Dalam bagian umum draf RUU DKJ sebagai UU yang terdiri dari 12 bab dan 73 pasal itu disebutkan bahwa Jakarta tidak lagi menyandang gelar sebagai daerah khusus ibu kota atau DKI setelah lahirnya UU Nomor 3 Tahun 2022 tentang Ibu Kota Negara. UU tersebut telah diubah dengan UU No. 21/2023.
Ketentuan umum tersebut menyebutkan UU IKN telah memindahkan Ibu Kota Negara Republik Indonesia dari Provinsi DKI Jakarta ke IKN yang terletak di sebagian wilayah Penajam Paser Utara dan Kutai Kartanegara di Provinsi Kalimantan Timur.
Sebelumnya, pemerintah memastikan Jakarta tetap berstatus ibu kota hingga Keputusan Presiden atau Keppres pemindahan Ibu Kota Negara ke Nusantara atau IKN yang ditandatangani oleh Presiden Joko Widodo terbit. Hal tersebut disampaikan oleh Staf Khusus Presiden Jokowi Bidang Hukum, Dini Purwono. Adapun perpindahan ibu kota itu didasarkan pada Pasal 39 Undang-Undang Nomor 3 Tahun 2022 tentang IKN.
Guru Besar Ilmu Politik Universitas Pendidikan Indonesia, Prof. Dr. H. Cecep Darmawan, M.Si. mengatakan, bahwa adanya DKJ tersebut berkaitan dengan pemindahan ibu kota ke Kalimantan. Karenanya ibu kota negara sudah ada pembahasannya menjadi Undang-undang, maka DKI harus berubah.
Menurutnya, dengan ada penetapan peraturan perundang-undangan yang dinilai urgent, maka harus ada pola transisi yang dilakukan. Hal tersebut juga berkaitan pada peralihan bertahap dengan rentang waktu kurang lebih 2 tahun ataupun lebih sesaui pasal yang mengatur. Prof. Cecep mengungkapkan, dengan adanya pemindahan ibu kota negara tersebut, diperlukan kesiapan yang matang. Tidak hanya kesiapan fisik tapi pemindahan ini juga menyangkut pada kesiapan psikis.

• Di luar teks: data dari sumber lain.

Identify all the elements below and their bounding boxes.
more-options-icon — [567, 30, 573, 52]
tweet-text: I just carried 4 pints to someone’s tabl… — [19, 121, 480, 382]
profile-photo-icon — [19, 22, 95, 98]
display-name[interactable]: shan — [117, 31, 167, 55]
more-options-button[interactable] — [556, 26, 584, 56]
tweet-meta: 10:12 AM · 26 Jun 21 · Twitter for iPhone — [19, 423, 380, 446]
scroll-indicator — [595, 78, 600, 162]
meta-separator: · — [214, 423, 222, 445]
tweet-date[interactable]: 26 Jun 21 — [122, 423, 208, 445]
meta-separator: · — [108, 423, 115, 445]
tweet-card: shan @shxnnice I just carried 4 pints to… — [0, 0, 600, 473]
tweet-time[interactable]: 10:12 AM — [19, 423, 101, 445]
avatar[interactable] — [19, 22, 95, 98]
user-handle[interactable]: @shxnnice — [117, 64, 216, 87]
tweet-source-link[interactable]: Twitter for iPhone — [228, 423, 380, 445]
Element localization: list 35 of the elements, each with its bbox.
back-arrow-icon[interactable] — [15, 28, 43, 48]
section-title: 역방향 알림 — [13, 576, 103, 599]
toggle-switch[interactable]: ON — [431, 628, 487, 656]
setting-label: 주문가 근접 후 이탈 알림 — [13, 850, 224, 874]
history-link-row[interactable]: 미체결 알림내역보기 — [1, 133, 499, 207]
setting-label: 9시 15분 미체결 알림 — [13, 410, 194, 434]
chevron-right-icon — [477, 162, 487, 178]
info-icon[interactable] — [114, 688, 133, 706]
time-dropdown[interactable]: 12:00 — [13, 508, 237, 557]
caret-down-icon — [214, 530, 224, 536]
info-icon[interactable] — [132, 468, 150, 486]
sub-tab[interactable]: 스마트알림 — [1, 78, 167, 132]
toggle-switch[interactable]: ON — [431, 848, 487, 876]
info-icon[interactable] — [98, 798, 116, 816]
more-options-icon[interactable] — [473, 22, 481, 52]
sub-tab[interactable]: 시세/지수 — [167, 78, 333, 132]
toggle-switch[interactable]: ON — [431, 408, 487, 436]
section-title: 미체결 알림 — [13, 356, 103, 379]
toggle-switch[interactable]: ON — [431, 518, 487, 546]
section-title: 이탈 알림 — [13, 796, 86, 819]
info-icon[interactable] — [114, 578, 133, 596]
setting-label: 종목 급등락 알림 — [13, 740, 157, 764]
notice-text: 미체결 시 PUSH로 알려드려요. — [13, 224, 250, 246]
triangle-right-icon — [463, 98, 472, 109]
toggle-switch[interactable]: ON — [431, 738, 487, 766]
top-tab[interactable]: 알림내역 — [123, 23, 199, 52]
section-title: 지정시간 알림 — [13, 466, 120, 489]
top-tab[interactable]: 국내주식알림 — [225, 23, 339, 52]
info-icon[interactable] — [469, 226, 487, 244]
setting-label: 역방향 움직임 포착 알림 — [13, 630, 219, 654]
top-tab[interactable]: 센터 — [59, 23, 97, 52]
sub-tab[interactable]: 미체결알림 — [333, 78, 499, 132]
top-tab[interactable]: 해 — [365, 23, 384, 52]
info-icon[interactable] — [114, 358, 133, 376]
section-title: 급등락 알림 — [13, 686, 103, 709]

Jika berbicara algomerasi, pembangunan nasional tidak boleh ekosektoral, menurutnya, harus ada pola atau perencanaan yang saling berkesinambungan mulai dari pembangunan secara nasional hingga ke tingkat daerah.
Koordinasi antar wilayah atau daerah perlu dihadirkan dan jika dimungkinkan maka harus ada bidang terkait yang memfasilitasi untuk skema kerjasama. Disisi lain, setiap daerah yang masuk dalam wilayah algomerasi memiliki entitasnya masing-masing, sehingga dapat saling mendukung untuk kemajuan wilayah tersebut.
Tentunnya menurut prof. Cecep, tidak boleh menghilnagkan daerah otonom, adapun rencana pembangunan harus melibatkan berbagai daerah terkait untuk berkoordinasi untuk dapat memutuskan perencanan yang matang tersebut. Hal tersebut juga harus dilengkapi dengan MOU atau kerjasama yang lebih konkret, sehingga diharapkan pembangunan dapat merata, perencanaan dan pembiayaan, serta keterpaduan kewilayahan dapat berjalan optimal.
Dengan adanya kebijakan algomerasi tersebut juga memiliki dampak positif untuk dapat mengerem kawasan hijau atau area resapan agar tidak dibangun vila atau bangunan lain yang berpotensi justru merusak lingkungan. Tentunya kebijakan yang digulirkan harus didasarkan pada hasil kajian atau penelitian yang mendalam, dengan tujuan untuk dapat memberikan pelayanan yang lebih baik dan juga untuk kesejahteraan masyrakat.